State Board of Elections spokesman Pat Gannon said Tuesday that the agency wouldn't comment on what David's conflict of interest was. Freeman said Tuesday that her understanding is that the board was concerned David may have had an additional conflict.

WBTV reported in December that David dated Ashley Trivette, a Bladen County commissioner who had used Dowless in one of her races. He told the station at the time the relationship didn't influence his office's efforts to seek information about the state investigation and that any suggestion he would let a personal relationship influence a case was "is not only wrong, it’s deeply offensive."

Through an assistant, David declined Tuesday to discuss this issue and others. Freeman said both the state board and David's office have been helpful in her investigation.

"I have had zero interaction with Jon David that in any way has led me to believe he has tried to influence the investigation," she said.

Freeman said she hopes to wrap her case in the next 30 to 60 days.
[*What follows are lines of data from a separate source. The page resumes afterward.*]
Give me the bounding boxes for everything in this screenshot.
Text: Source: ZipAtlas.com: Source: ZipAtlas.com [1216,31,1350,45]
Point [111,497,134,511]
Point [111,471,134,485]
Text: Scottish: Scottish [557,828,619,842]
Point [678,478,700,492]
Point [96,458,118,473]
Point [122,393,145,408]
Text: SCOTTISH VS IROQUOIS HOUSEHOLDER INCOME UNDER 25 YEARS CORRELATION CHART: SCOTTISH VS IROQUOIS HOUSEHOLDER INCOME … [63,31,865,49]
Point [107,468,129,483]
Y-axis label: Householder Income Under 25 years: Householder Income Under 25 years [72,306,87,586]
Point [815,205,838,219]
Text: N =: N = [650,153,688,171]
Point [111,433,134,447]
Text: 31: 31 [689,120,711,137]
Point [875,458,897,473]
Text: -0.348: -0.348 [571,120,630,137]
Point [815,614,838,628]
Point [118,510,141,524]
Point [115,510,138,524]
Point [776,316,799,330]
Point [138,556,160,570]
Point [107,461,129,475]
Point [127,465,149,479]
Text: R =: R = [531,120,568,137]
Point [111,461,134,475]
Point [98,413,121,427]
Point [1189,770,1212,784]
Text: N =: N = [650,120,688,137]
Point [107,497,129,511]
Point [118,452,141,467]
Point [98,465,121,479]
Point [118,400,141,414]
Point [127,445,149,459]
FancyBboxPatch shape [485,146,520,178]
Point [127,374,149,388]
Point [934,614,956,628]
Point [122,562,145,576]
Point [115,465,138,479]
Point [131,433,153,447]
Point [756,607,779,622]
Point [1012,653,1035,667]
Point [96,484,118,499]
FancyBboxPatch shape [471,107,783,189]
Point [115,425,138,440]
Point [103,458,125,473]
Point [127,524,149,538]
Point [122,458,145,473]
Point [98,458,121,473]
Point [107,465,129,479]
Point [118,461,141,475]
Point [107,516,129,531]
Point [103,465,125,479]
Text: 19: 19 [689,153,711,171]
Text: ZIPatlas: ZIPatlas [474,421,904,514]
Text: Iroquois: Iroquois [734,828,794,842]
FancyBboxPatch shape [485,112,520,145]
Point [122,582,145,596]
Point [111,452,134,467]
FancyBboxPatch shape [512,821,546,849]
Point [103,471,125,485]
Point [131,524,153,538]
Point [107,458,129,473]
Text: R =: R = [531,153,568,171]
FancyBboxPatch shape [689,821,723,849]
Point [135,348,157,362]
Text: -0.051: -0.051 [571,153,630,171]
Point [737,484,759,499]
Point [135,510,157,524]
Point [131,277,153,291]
It has expanded repeatedly, and she said she's looking not just at a pattern of voting irregularities in Bladen County, but also how the operation was funded and who was involved in "encouraging and making possible" things that are being investigated.

"That brings you potentially to a larger circle," she said. "The more you investigate ... the more people it becomes important to interview and talk to."

Freeman said she joined this case in January 2018, but the handoff wasn't fully sanctioned by the state Administrative Office of the Courts until last month, when David made a formal request to the AOC, the central administrative arm for courts across the state.

That's when AOC Director Marion Warren approved a temporary assistance agreement between Freeman's office and David's. Warren is a former judge in the 13th Judicial District, which includes Bladen County, and Harris has said it was Warren who introduced him to Dowless.

Warren went weeks without responding to WRAL News messages seeking confirmation of this and other details of that relationship. He agreed last week to accept emailed questions but said Tuesday he was still deciding whether to answer them.